The second important point is to prevent multiple queries or data deletion.

mysql> select * from test;+----+-------+-----------+| id | name | password |+----+-------+-----------+| 1 | test1 | password1 || 2 | test2 | password2 || 3 | aaa | aaaa || 4 | 55aaa | 55aaaa || 5 | 1212 | aaa || 6 | 1212a | aaa |+----+-------+-----------+6 rows in set (0.00 sec)mysql> select * from test where name = 1212;+----+-------+----------+| id | name | password |+----+-------+----------+| 5 | 1212 | aaa || 6 | 1212a | aaa |+----+-------+----------+2 rows in set, 5 warnings (0.00 sec)mysql> select * from test where name = '1212';+----+------+----------+| id | name | password |+----+------+----------+| 5 | 1212 | aaa |+----+------+----------+1 row in set (0.00 sec)

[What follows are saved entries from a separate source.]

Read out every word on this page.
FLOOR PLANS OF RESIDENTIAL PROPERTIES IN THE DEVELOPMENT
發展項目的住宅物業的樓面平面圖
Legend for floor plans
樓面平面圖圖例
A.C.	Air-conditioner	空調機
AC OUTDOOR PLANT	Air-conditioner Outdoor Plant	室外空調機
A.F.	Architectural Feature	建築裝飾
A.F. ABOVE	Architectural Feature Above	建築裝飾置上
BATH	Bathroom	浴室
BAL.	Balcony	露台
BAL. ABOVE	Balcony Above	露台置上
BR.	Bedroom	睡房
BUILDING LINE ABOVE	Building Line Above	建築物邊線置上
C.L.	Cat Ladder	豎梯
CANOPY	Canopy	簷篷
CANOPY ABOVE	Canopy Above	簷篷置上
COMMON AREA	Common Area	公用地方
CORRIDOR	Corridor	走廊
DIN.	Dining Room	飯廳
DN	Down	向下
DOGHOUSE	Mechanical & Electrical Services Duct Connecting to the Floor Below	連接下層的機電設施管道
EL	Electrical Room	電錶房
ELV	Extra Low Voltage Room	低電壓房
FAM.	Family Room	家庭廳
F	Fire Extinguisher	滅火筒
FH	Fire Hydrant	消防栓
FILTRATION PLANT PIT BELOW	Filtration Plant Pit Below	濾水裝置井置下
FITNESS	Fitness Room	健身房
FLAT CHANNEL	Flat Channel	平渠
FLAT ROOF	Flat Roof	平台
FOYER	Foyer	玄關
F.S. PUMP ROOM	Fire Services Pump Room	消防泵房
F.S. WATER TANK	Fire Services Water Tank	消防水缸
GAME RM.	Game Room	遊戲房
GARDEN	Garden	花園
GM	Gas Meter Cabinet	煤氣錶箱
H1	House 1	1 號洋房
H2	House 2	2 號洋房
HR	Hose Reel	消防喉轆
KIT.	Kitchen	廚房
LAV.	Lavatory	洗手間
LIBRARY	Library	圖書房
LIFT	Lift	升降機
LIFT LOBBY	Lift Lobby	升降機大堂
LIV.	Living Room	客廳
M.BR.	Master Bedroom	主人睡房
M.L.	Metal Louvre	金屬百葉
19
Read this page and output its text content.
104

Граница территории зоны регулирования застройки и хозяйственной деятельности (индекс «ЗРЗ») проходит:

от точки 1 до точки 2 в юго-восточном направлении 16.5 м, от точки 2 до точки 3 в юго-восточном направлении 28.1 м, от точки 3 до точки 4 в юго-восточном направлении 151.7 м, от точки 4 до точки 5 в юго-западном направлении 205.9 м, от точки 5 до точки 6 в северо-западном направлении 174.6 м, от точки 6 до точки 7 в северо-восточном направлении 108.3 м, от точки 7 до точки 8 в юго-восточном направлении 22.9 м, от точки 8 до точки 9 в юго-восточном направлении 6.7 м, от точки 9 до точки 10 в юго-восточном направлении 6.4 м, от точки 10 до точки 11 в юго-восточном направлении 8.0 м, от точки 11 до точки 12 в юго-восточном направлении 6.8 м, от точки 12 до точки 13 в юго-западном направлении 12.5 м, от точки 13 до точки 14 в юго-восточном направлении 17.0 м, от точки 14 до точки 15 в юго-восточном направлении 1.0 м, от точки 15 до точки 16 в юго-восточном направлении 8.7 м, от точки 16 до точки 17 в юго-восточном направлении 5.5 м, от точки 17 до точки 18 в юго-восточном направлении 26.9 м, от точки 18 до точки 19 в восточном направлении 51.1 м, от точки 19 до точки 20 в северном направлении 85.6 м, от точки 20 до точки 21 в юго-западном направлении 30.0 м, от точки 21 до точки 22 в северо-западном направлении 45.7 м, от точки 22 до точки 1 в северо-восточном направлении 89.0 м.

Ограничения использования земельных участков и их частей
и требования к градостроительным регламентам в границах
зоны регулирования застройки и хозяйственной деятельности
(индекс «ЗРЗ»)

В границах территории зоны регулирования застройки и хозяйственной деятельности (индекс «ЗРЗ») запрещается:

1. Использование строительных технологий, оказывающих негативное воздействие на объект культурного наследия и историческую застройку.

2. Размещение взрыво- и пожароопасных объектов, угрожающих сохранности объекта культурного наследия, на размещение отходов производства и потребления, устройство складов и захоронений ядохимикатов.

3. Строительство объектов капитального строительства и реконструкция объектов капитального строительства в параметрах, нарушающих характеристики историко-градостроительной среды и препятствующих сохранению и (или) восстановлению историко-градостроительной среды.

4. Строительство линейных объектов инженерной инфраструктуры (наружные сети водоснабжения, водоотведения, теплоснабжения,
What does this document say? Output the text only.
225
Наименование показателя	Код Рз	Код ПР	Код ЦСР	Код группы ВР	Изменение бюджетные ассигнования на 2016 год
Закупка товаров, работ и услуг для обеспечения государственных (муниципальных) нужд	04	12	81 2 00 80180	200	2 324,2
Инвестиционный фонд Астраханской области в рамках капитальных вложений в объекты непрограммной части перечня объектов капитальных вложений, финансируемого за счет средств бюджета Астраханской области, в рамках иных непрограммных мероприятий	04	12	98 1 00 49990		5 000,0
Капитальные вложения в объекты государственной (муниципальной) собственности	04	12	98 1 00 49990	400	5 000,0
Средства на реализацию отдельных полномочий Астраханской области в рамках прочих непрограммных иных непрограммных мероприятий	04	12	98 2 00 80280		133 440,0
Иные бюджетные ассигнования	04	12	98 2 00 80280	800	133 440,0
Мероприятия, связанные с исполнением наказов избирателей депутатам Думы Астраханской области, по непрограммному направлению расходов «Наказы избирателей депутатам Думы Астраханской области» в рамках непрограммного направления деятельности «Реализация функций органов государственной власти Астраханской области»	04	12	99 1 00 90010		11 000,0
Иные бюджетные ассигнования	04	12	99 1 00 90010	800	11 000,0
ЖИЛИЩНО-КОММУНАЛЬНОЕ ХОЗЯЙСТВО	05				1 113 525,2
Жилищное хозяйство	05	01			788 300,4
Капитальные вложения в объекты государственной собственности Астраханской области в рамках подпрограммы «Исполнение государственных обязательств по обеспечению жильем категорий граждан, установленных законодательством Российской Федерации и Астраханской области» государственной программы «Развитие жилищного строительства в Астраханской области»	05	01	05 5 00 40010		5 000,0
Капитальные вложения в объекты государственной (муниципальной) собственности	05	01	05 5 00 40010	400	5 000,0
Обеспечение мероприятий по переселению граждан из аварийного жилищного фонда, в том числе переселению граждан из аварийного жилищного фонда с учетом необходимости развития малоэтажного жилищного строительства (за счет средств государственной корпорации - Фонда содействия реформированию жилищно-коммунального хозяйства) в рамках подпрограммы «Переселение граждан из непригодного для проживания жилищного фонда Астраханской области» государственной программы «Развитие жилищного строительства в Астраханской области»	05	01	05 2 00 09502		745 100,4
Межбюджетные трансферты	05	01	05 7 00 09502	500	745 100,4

The above example is intended to query the record whose id is 5, and the record whose id is 6 is also queried. What do I want to explain? Sometimes some columns in our database tables are of the varchar type, but the stored value is a string value of a pure number such as '000000'. Some students are not used to quotation marks when writing SQL statements. In this way, some data may be operated more during select, update, or delete operations. So do not forget the quotation marks.

Instructions on converting strings to numbers

mysql> select 'a' = 0;+---------+| 'a' = 0 |+---------+| 1 |+---------+1 row in set, 1 warning (0.00 sec)mysql> select '1a' = 1;+----------+| '1a' = 1 |+----------+| 1 |+----------+1 row in set, 1 warning (0.00 sec)mysql> select '1a1b' = 1;+------------+| '1a1b' = 1 |+------------+|  1 |+------------+1 row in set, 1 warning (0.00 sec)mysql> select '1a2b3' = 1;+-------------+| '1a2b3' = 1 |+-------------+|  1 |+-------------+1 row in set, 1 warning (0.00 sec)mysql> select 'a1b2c3' = 0;+--------------+| 'a1b2c3' = 0 |+--------------+|  1 |+--------------+1 row in set, 1 warning (0.00 sec)

From the above example, we can see that when converting a string into a number, it is actually processed from the left.

1. If the first character of a string is a non-numeric character, convert it to 0.
2. If the string starts with a number
3. If the string contains digits, the number to be converted is the number corresponding to the entire string.
4. If a string contains non-numbers, the converted numbers are the values corresponding to the numbers at the beginning.
   

Summary

The above is all the content of this article. If you have other better examples or have been implicitly converted into pitfalls, please share them. I hope the content of this article will help you in your study or work. If you have any questions, you can leave a message.